Mark Santa Maria discusses earnings and estimations of what racers can earn in his YouTube video. Check it out if you want to hear from a racer.

Types of Sponsorships

Not all sponsorships are the same. What follows is a list of some of the different types:

· Media sponsors. If you’ve watched YouTube videos of other RC racers that have a bunch of videos about a specific product or manufacturer, chances are they have a media sponsorship. This means there is some kind of financial arrangement between them and the manufacturer. Often this would mean they get a small percentage of every product that is sold.

· In-Kind Sponsorship. This type of sponsorship is similar to a media sponsorship, except you get to keep the goodies, or the manufacturer will give you parts that will help you get your racer to the next level. No money is exchanged, so your only pay is that you didn’t have to buy a new pair of tires for your racer.

· Full Sponsorship. This type of sponsorship is for racers who have a media presence, show up at major events, keep a YouTube channel or other social media presence. In order for a manufacturer to pay you to race, you have to be able to bring in a lot of revenue. This is a rarity in the RC racing world.

What Is Expected Of Sponsored RC Racers

Winning is 100% expected of you. Sponsors expect racers to produce results! The companies want winning racers to represent their products. If you don’t receive free products as part of your sponsorship, you will have to use your money to buy what they expect you to use. So you may not end up saving much money on products even with a discount. 

As well, if you don’t continue to win races, they won’t keep you on. A racer is expected to win despite recently having traveled or not knowing the track. The sponsors want people with helpful and friendly attitudes to give good publicity. They want racers who are willing to support other racers and help where they can around the race, answer questions, and be involved online.  

Who is the best?

One of the best RC car drivers ever is Hirosaka Masami. Whether he is the best driver is certainly up for debate but he is an amazing one with some great skills!
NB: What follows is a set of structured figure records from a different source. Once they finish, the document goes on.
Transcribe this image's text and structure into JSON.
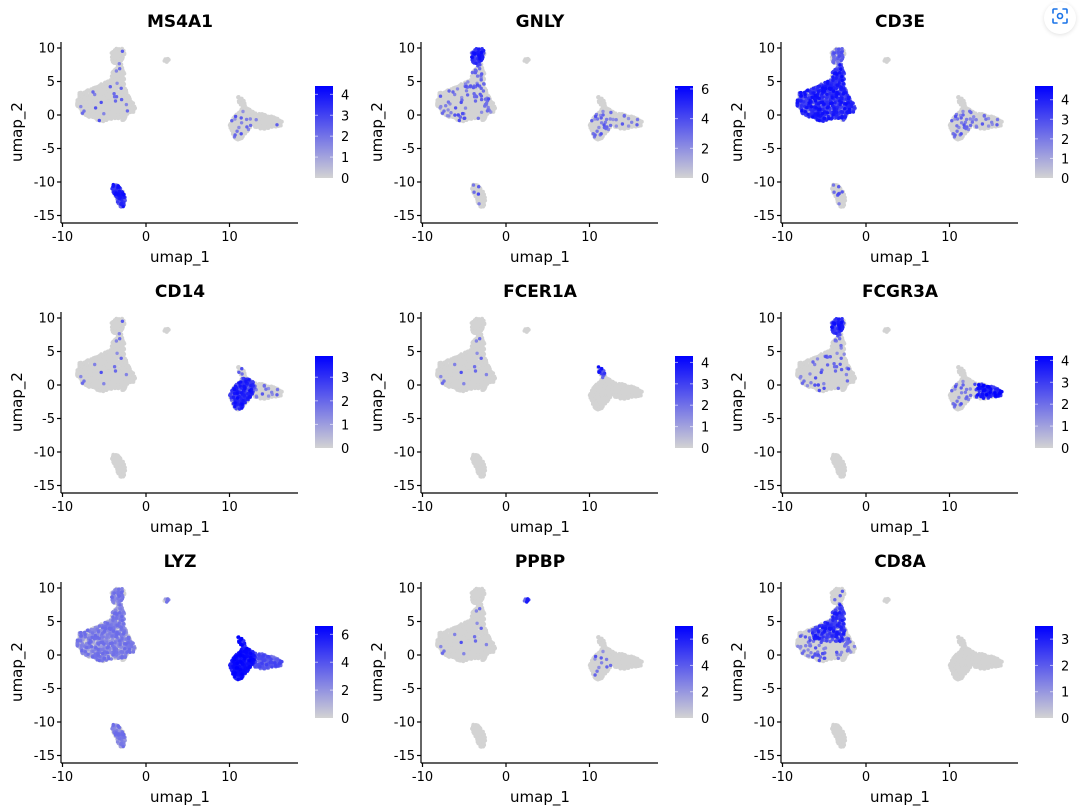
{
  "figure": {
    "type": "feature_plot_grid",
    "rows": 3,
    "cols": 3
  },
  "toolbar": {
    "lens_button_icon": "image-search-icon"
  },
  "colors": {
    "low": "#d3d3d3",
    "high": "#0000ff",
    "axis": "#000000"
  },
  "chart_data": [
    {
      "type": "scatter",
      "title": "MS4A1",
      "xlabel": "umap_1",
      "ylabel": "umap_2",
      "xticks": [
        "-10",
        "0",
        "10"
      ],
      "yticks": [
        "10",
        "5",
        "0",
        "-5",
        "-10",
        "-15"
      ],
      "xlim": [
        -10,
        18
      ],
      "ylim": [
        -16,
        11
      ],
      "legend": {
        "position": "right",
        "ticks": [
          "4",
          "3",
          "2",
          "1",
          "0"
        ],
        "max": 4.4
      },
      "expression": {
        "T_main": 0.02,
        "NK_top": 0.02,
        "B_cluster": 0.85,
        "mono_cd14": 0.03,
        "mono_fcgr3a": 0.03,
        "dc": 0.0,
        "platelet": 0.0
      }
    },
    {
      "type": "scatter",
      "title": "GNLY",
      "xlabel": "umap_1",
      "ylabel": "umap_2",
      "xticks": [
        "-10",
        "0",
        "10"
      ],
      "yticks": [
        "10",
        "5",
        "0",
        "-5",
        "-10",
        "-15"
      ],
      "xlim": [
        -10,
        18
      ],
      "ylim": [
        -16,
        11
      ],
      "legend": {
        "position": "right",
        "ticks": [
          "6",
          "4",
          "2",
          "0"
        ],
        "max": 6.2
      },
      "expression": {
        "T_main": 0.08,
        "NK_top": 0.9,
        "B_cluster": 0.04,
        "mono_cd14": 0.06,
        "mono_fcgr3a": 0.06,
        "dc": 0.0,
        "platelet": 0.0
      }
    },
    {
      "type": "scatter",
      "title": "CD3E",
      "xlabel": "umap_1",
      "ylabel": "umap_2",
      "xticks": [
        "-10",
        "0",
        "10"
      ],
      "yticks": [
        "10",
        "5",
        "0",
        "-5",
        "-10",
        "-15"
      ],
      "xlim": [
        -10,
        18
      ],
      "ylim": [
        -16,
        11
      ],
      "legend": {
        "position": "right",
        "ticks": [
          "4",
          "3",
          "2",
          "1",
          "0"
        ],
        "max": 4.7
      },
      "expression": {
        "T_main": 0.75,
        "NK_top": 0.4,
        "B_cluster": 0.06,
        "mono_cd14": 0.07,
        "mono_fcgr3a": 0.07,
        "dc": 0.0,
        "platelet": 0.0
      }
    },
    {
      "type": "scatter",
      "title": "CD14",
      "xlabel": "umap_1",
      "ylabel": "umap_2",
      "xticks": [
        "-10",
        "0",
        "10"
      ],
      "yticks": [
        "10",
        "5",
        "0",
        "-5",
        "-10",
        "-15"
      ],
      "xlim": [
        -10,
        18
      ],
      "ylim": [
        -16,
        11
      ],
      "legend": {
        "position": "right",
        "ticks": [
          "3",
          "2",
          "1",
          "0"
        ],
        "max": 3.9
      },
      "expression": {
        "T_main": 0.01,
        "NK_top": 0.01,
        "B_cluster": 0.0,
        "mono_cd14": 0.6,
        "mono_fcgr3a": 0.08,
        "dc": 0.05,
        "platelet": 0.0
      }
    },
    {
      "type": "scatter",
      "title": "FCER1A",
      "xlabel": "umap_1",
      "ylabel": "umap_2",
      "xticks": [
        "-10",
        "0",
        "10"
      ],
      "yticks": [
        "10",
        "5",
        "0",
        "-5",
        "-10",
        "-15"
      ],
      "xlim": [
        -10,
        18
      ],
      "ylim": [
        -16,
        11
      ],
      "legend": {
        "position": "right",
        "ticks": [
          "4",
          "3",
          "2",
          "1",
          "0"
        ],
        "max": 4.3
      },
      "expression": {
        "T_main": 0.01,
        "NK_top": 0.0,
        "B_cluster": 0.0,
        "mono_cd14": 0.0,
        "mono_fcgr3a": 0.01,
        "dc": 0.7,
        "platelet": 0.0
      }
    },
    {
      "type": "scatter",
      "title": "FCGR3A",
      "xlabel": "umap_1",
      "ylabel": "umap_2",
      "xticks": [
        "-10",
        "0",
        "10"
      ],
      "yticks": [
        "10",
        "5",
        "0",
        "-5",
        "-10",
        "-15"
      ],
      "xlim": [
        -10,
        18
      ],
      "ylim": [
        -16,
        11
      ],
      "legend": {
        "position": "right",
        "ticks": [
          "4",
          "3",
          "2",
          "1",
          "0"
        ],
        "max": 4.2
      },
      "expression": {
        "T_main": 0.04,
        "NK_top": 0.8,
        "B_cluster": 0.01,
        "mono_cd14": 0.05,
        "mono_fcgr3a": 0.85,
        "dc": 0.0,
        "platelet": 0.0
      }
    },
    {
      "type": "scatter",
      "title": "LYZ",
      "xlabel": "umap_1",
      "ylabel": "umap_2",
      "xticks": [
        "-10",
        "0",
        "10"
      ],
      "yticks": [
        "10",
        "5",
        "0",
        "-5",
        "-10",
        "-15"
      ],
      "xlim": [
        -10,
        18
      ],
      "ylim": [
        -16,
        11
      ],
      "legend": {
        "position": "right",
        "ticks": [
          "6",
          "4",
          "2",
          "0"
        ],
        "max": 6.6
      },
      "expression": {
        "T_main": 0.45,
        "NK_top": 0.3,
        "B_cluster": 0.45,
        "mono_cd14": 1.0,
        "mono_fcgr3a": 0.6,
        "dc": 0.9,
        "platelet": 0.45
      }
    },
    {
      "type": "scatter",
      "title": "PPBP",
      "xlabel": "umap_1",
      "ylabel": "umap_2",
      "xticks": [
        "-10",
        "0",
        "10"
      ],
      "yticks": [
        "10",
        "5",
        "0",
        "-5",
        "-10",
        "-15"
      ],
      "xlim": [
        -10,
        18
      ],
      "ylim": [
        -16,
        11
      ],
      "legend": {
        "position": "right",
        "ticks": [
          "6",
          "4",
          "2",
          "0"
        ],
        "max": 7.0
      },
      "expression": {
        "T_main": 0.01,
        "NK_top": 0.0,
        "B_cluster": 0.0,
        "mono_cd14": 0.02,
        "mono_fcgr3a": 0.01,
        "dc": 0.0,
        "platelet": 1.0
      }
    },
    {
      "type": "scatter",
      "title": "CD8A",
      "xlabel": "umap_1",
      "ylabel": "umap_2",
      "xticks": [
        "-10",
        "0",
        "10"
      ],
      "yticks": [
        "10",
        "5",
        "0",
        "-5",
        "-10",
        "-15"
      ],
      "xlim": [
        -10,
        18
      ],
      "ylim": [
        -16,
        11
      ],
      "legend": {
        "position": "right",
        "ticks": [
          "3",
          "2",
          "1",
          "0"
        ],
        "max": 3.5
      },
      "expression": {
        "T_main": 0.1,
        "NK_top": 0.05,
        "B_cluster": 0.0,
        "mono_cd14": 0.0,
        "mono_fcgr3a": 0.01,
        "dc": 0.0,
        "platelet": 0.0,
        "CD8_zone": 0.55
      }
    }
  ]
}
Want to watch him in action? Check out this race in the video below.

Final Thoughts

As you aspire for a sponsorship, remember it is going to take time to build a portfolio, experience, and rapport with others in the local scene before it can become a reality. While working toward sponsorship, don’t lose sight of why you got started in the sport!  Continue to be a team player and build the local RC racing community. When it comes to money, remember even most great racers still have full-time jobs.